—Le comte Otto est bien né, Monseigneur, mais il a été mal fouetté.

—Oh! Sire, s'écria le Duc, mon fils et moi avons tant d'ennemis!

—Il serait pourtant à propos, reprit doucement Napoléon, que le comte Otto voyageât, et s'éloignât pendant quelque temps; puis, comme le Duc faisait mine de vouloir disputer là dessus, Sa Majesté y coupa court aussitôt, en déclarant d'un ton de maître, qu'Otto, par ce qu'il était né, eût dû garder plus de respect pour lui-même, qu'il ne fallait pas moins qu'être le fils de Son Altesse pour que l'on consentît à fermer les yeux, que le scandale de sa conduite ne se pouvait déjà plus couvrir par son nom et sa dignité, en un mot comme en cent, que le comte devait partir.
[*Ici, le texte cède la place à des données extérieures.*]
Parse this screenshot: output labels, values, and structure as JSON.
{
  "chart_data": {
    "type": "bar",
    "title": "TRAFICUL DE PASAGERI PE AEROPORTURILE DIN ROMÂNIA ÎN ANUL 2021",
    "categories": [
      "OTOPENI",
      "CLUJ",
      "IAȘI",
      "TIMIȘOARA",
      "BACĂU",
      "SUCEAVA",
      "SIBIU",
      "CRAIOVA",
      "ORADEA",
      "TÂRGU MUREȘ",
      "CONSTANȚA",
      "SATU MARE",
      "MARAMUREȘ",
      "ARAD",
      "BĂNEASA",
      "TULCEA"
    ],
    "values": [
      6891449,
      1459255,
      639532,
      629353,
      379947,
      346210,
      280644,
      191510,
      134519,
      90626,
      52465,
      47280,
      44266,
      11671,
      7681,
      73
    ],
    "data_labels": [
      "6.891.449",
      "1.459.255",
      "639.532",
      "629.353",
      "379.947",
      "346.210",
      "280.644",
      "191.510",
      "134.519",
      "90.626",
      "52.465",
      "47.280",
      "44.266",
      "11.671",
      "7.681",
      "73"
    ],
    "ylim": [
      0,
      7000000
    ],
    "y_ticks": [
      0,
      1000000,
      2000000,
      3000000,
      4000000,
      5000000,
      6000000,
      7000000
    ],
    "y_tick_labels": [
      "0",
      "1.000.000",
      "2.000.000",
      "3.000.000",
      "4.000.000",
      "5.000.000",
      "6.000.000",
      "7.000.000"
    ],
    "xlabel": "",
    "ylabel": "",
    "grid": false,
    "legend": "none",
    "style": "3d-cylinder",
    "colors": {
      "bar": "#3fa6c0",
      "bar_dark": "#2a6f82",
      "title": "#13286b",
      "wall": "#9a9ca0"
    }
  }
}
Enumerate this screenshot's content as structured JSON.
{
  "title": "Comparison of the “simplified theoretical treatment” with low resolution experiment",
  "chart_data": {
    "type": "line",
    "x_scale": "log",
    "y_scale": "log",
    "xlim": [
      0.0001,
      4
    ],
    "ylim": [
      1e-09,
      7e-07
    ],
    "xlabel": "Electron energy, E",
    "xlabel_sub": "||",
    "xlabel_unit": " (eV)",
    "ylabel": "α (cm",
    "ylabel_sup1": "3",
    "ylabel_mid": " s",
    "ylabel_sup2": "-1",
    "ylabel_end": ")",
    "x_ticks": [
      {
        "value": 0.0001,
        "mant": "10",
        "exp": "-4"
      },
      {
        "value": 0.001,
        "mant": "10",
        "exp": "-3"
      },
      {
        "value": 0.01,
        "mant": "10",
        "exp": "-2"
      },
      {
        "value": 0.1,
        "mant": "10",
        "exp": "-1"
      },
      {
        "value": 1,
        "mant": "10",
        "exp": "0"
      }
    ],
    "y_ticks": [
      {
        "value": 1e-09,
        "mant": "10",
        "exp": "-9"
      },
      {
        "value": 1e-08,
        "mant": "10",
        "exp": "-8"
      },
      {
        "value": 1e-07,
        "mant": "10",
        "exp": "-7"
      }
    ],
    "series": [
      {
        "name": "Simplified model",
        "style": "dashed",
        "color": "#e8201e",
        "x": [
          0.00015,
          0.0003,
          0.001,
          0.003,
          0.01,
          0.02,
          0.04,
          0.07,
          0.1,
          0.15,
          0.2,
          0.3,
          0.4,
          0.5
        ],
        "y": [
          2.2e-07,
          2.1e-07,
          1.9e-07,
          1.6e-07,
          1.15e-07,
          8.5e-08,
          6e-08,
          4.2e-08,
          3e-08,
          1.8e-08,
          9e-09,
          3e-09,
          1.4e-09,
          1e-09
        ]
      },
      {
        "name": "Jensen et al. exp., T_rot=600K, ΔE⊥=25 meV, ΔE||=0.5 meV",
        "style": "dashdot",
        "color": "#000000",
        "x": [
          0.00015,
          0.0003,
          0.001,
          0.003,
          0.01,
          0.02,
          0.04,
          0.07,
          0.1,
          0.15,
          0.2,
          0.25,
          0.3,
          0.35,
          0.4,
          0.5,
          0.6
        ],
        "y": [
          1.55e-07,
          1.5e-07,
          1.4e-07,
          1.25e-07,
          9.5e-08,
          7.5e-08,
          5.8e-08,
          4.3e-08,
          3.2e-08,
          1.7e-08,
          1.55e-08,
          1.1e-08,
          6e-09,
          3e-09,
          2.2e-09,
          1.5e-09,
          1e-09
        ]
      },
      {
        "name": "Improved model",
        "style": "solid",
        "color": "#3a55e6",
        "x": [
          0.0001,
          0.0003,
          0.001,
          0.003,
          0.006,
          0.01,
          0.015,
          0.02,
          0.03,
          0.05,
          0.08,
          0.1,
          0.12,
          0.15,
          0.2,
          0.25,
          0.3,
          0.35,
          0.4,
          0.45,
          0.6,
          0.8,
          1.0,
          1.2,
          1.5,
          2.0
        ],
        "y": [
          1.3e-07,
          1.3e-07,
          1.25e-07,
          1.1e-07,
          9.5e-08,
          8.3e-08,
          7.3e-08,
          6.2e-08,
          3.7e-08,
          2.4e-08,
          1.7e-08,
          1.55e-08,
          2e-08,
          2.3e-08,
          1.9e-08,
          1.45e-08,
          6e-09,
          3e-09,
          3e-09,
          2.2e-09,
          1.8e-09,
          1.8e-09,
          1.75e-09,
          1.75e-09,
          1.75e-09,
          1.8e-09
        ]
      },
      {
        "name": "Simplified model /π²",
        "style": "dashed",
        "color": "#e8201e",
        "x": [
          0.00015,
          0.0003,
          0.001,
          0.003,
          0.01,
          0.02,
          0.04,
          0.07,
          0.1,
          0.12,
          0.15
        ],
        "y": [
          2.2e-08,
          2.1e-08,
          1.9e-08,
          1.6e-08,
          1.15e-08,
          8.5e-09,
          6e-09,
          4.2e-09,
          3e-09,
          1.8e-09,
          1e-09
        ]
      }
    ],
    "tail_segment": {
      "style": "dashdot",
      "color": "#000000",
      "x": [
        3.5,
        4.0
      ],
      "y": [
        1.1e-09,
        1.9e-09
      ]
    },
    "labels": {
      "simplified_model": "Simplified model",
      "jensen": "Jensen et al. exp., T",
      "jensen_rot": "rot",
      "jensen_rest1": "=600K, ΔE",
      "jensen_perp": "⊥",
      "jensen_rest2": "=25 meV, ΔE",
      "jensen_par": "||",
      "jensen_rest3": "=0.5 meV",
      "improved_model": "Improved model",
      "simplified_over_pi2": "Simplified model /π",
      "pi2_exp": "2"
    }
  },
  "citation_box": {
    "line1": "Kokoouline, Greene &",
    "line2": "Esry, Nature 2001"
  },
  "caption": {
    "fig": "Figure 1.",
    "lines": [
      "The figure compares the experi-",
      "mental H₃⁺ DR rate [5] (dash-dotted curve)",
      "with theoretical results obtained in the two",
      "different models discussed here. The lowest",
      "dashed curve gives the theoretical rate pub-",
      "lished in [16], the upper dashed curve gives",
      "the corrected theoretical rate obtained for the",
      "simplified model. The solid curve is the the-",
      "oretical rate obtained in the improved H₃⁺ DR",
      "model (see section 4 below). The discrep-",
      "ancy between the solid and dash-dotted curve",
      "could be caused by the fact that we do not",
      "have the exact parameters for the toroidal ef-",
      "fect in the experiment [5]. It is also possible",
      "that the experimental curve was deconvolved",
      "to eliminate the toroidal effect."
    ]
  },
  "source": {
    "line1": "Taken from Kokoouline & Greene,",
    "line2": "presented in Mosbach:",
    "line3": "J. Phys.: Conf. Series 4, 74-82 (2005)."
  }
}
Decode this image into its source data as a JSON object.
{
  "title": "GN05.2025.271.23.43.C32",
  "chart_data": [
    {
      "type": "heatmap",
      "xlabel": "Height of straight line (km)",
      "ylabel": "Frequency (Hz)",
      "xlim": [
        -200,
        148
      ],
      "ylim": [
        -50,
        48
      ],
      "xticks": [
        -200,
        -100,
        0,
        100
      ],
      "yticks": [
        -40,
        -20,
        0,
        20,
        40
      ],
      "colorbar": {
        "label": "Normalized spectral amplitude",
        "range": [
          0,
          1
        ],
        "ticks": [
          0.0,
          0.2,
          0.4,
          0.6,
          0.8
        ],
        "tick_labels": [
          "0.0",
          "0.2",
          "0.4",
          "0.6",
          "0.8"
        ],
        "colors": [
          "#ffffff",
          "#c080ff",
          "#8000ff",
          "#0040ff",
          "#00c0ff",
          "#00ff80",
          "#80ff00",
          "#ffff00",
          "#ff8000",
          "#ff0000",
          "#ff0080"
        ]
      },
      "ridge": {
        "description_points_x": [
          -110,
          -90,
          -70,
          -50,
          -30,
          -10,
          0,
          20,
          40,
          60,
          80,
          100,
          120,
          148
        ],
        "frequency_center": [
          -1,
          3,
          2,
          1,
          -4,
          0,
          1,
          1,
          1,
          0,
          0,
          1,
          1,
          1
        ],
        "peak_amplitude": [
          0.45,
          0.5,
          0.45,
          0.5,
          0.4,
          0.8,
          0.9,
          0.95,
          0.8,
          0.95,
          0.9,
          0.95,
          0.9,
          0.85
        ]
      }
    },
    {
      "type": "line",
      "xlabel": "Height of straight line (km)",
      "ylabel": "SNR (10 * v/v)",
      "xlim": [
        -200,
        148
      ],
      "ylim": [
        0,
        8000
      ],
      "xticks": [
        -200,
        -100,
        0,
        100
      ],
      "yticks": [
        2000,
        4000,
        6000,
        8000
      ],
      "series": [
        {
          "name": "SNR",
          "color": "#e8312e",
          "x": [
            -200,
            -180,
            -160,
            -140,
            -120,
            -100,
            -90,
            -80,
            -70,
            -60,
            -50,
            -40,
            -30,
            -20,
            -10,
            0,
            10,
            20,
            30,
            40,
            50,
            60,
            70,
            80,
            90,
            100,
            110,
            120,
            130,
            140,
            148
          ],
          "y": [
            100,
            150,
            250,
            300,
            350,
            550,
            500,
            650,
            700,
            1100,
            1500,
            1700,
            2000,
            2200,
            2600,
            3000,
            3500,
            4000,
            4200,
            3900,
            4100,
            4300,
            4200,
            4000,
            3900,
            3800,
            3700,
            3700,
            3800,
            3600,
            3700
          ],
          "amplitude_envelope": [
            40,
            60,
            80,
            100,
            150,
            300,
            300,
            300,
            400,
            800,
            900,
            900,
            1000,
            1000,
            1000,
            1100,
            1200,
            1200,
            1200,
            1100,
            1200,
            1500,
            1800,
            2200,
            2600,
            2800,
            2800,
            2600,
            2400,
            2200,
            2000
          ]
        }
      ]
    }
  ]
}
—C'est bien, Sire, j'obéirai, dit le duc Charles d'une voix brève; ou plutôt, continua-t-il, à un geste de l'Empereur, je suivrai les deux conseils que Votre Majesté a bien voulu me donner.

Trois jours après, le comte Franz se mettait en route pour l'Italie. Le Duc, quelque éloigné qu'il fût de donner des missions à ceux de son sang, n'avait pu trouver que lui, comme ambassadeur. Arcangeli, las d'un état, où d'infimes occupations le tenaient encore, comme suspendu par les cheveux, mais sans avoir pied nulle part, et toujours au bord d'une disgrâce, demanda à accompagner le comte en qualité de truchement, ce que Son Altesse accorda, pour s'ôter l'Italien de devant les yeux; et Emilia, elle aussi, prit le chemin de fer de Lyon, le lendemain de leur départ. La même journée vit s'éloigner Otto, à qui son père avait signifié la volonté de l'Empereur. Il reçut cet ordre sans chagrin, et le soir même, paria qu'il irait de Paris à Vienne en treize jours, sur Bellua, sa jument favorite. Il monta à cheval à l'heure dite, et un groupe de ses amis l'accompagna jusqu'à la barrière du Trône. Là, il rendit la main, et s'éloigna au galop.

VII

Le quarante et unième jour après son arrivée à Rome, un mardi, fête de Saint-Victor, en l'honneur duquel, tout justement, carillonnaient des cloches lointaines, Arcangeli fut réveillé à cinq heures du matin en sursaut, et vit, en même temps, Emilia ouvrir les persiennes de son galetas, et un garçon bleu de l'hôtel Manni, qui se tenait debout devant lui, avec une lettre à la main. C'était une dépêche de Charles d'Este, arrivée dans la nuit, au comte Franz, et qui prescrivait que Giovan quittât Rome incontinent, et s'en revînt tout d'une traite, à Paris.

Il se dressa debout sur son matelas, et cria: Viva Garibaldi! Ses disgrâces avaient pris fin, le voilà sauvé, ressuscité, ramené du fond des abîmes. La Cucurani l'avait bien prédit qu'il ne pourrirait pas disgracié;—tu te rappelles, sorella. Et tous deux, tandis que Giovanni, le pied levé contre le mur, cire ses chaussures frénétiquement, ils se renvoient la balle l'un à l'autre, en énumérant les choses surprenantes que la sorcière leur a dites: ces détails exacts et précis, le jour, l'heure, l'endroit du campo di Fiori, où Franz, une semaine après son arrivée, a rencontré Emilia, son silence, les jours suivants, l'amour lui renaissant peu à peu, les tentatives qu'il a faites pour être admis en sa présence, tout enfin, jusqu'à ses propos mêmes, quand le galant a supplié Giovan de venir habiter avec sa sœur, chez leur vieille mamaccia, afin d'être plus à portée de le seconder dans sa passion.

—Ah! bonne Vierge, dit la jeune femme qui fondit en larmes tout à coup, et maintenant je reste seule, tu m'abandonnes... Hi! hi! hi! que je suis malheureuse!